Ross Gray of Imperial College London investigated what effects habitat disturbance has on competitive interactions between ant genera in tropical forests. In order to understand the effects of anthropogenic alteration to tropical forests it is necessary to understand how this disturbance influences patterns of community composition and the reinforcing interactive processes that structure communities. He found that both community composition and the competitive interactions between genera changed with forest disturbance, with a shift in the dominance of several genera. He observed that there was lower species richness and diversity in disturbed forests as well as 22.7% and 15.9% of genera being endemic to primary and logged forest respectively. The changes in the community composition, along with genera exhibiting changes in dominance, indicate that there has been an alteration in the ecological network of the logged forest. Ants are considered ecosystem engineers and these shifts in dominance between genera that Ross observed in the different forest types implies an alteration in community which is likely to have repercussions felt throughout the ecosystem.

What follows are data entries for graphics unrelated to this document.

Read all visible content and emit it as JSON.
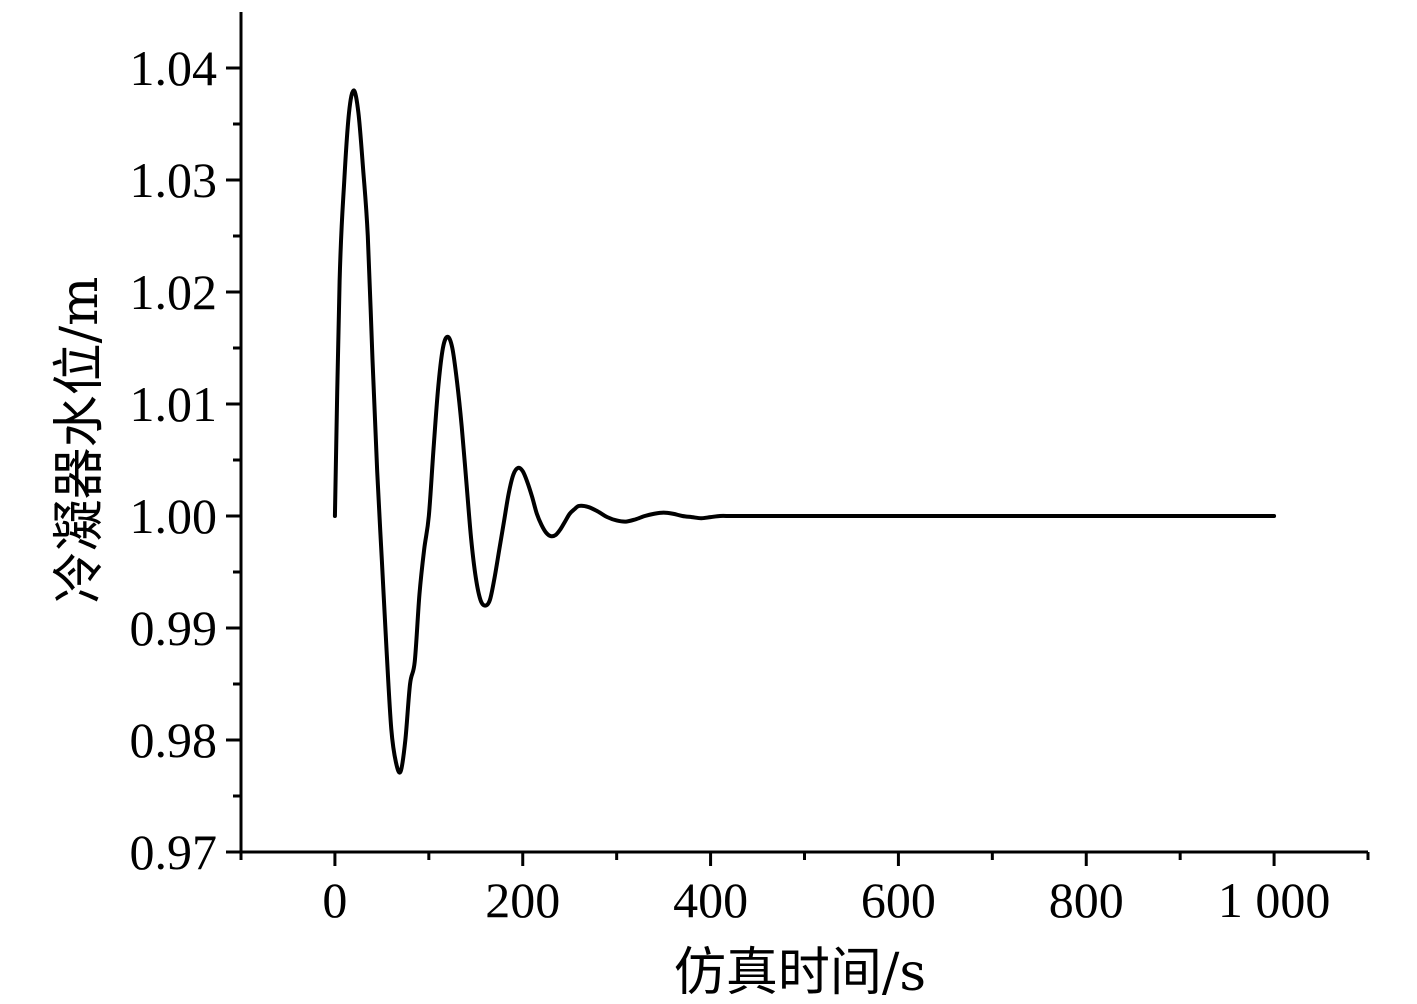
{
  "chart_data": {
    "type": "line",
    "title": "",
    "xlabel": "仿真时间/s",
    "ylabel": "冷凝器水位/m",
    "xlim": [
      -100,
      1100
    ],
    "ylim": [
      0.97,
      1.045
    ],
    "x_ticks": [
      0,
      200,
      400,
      600,
      800,
      1000
    ],
    "x_tick_labels": [
      "0",
      "200",
      "400",
      "600",
      "800",
      "1 000"
    ],
    "y_ticks": [
      0.97,
      0.98,
      0.99,
      1.0,
      1.01,
      1.02,
      1.03,
      1.04
    ],
    "y_tick_labels": [
      "0.97",
      "0.98",
      "0.99",
      "1.00",
      "1.01",
      "1.02",
      "1.03",
      "1.04"
    ],
    "grid": false,
    "legend": "none",
    "series": [
      {
        "color": "#000000",
        "x": [
          0,
          5,
          10,
          15,
          20,
          25,
          30,
          35,
          40,
          45,
          50,
          55,
          60,
          65,
          70,
          75,
          80,
          85,
          90,
          95,
          100,
          105,
          110,
          115,
          120,
          125,
          130,
          135,
          140,
          145,
          150,
          155,
          160,
          165,
          170,
          175,
          180,
          185,
          190,
          195,
          200,
          205,
          210,
          215,
          220,
          225,
          230,
          235,
          240,
          245,
          250,
          255,
          260,
          270,
          280,
          290,
          300,
          310,
          320,
          330,
          340,
          350,
          360,
          370,
          380,
          390,
          400,
          410,
          420,
          430,
          440,
          450,
          460,
          480,
          500,
          550,
          600,
          700,
          800,
          900,
          1000
        ],
        "y": [
          1.0,
          1.021,
          1.03,
          1.036,
          1.038,
          1.036,
          1.031,
          1.025,
          1.014,
          1.004,
          0.996,
          0.988,
          0.981,
          0.978,
          0.9772,
          0.98,
          0.985,
          0.987,
          0.993,
          0.997,
          1.0,
          1.006,
          1.0115,
          1.015,
          1.016,
          1.015,
          1.012,
          1.008,
          1.003,
          0.998,
          0.9945,
          0.9925,
          0.992,
          0.9925,
          0.9945,
          0.997,
          0.9995,
          1.002,
          1.0037,
          1.0043,
          1.004,
          1.003,
          1.0017,
          1.0002,
          0.9992,
          0.9985,
          0.9982,
          0.9983,
          0.9988,
          0.9995,
          1.0002,
          1.0006,
          1.0009,
          1.0008,
          1.0004,
          0.9999,
          0.9996,
          0.9995,
          0.9997,
          1.0,
          1.0002,
          1.0003,
          1.0002,
          1.0,
          0.9999,
          0.9998,
          0.9999,
          1.0,
          1.0,
          1.0,
          1.0,
          1.0,
          1.0,
          1.0,
          1.0,
          1.0,
          1.0,
          1.0,
          1.0,
          1.0,
          1.0
        ]
      }
    ]
  }
}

How anthropogenic disturbance affects the processes that structure patterns of biodiversity remains unresolved. Here, I examine how the disturbance of tropical forests in Borneo may alter competitive interactions within functionally important ant communities. I assess whether forest disturbance reflects changes in ant community composition, competitive traits (body size, cumulative occupancy, average arrival time) and competitive interactions among genera. I used a camera to film bait cards to examine the variation of competitive traits in the community and interactions among genera. Winkler bags were used to sample the leaf litter; providing a baseline community data set for comparison between forest types. Genera richness and diversity was lower in logged forest in comparison to primary forest. There was a change in composition with 22.7% and 15.9% of genera being endemic to primary and logged forest respectively. The size distribution of genera, cumulative occupancy and average arrival time, along with the proportion of competitive interactions, did not differ between primary and logged forest. However, inter-genera competition did change between forest type, with Acanthomyrmex and Odontoponera becoming more dominant and Lophomyrmex becoming more submissive. Competitive changes matched variations in community metrics between forest types suggesting that disturbance can not only affect competitive processes within ant communities but this can also have knock-on effects for future composition. This study indicates a need to focus on how disturbance affects the interactions between taxa that underlie community patterns as well as the patterns themselves.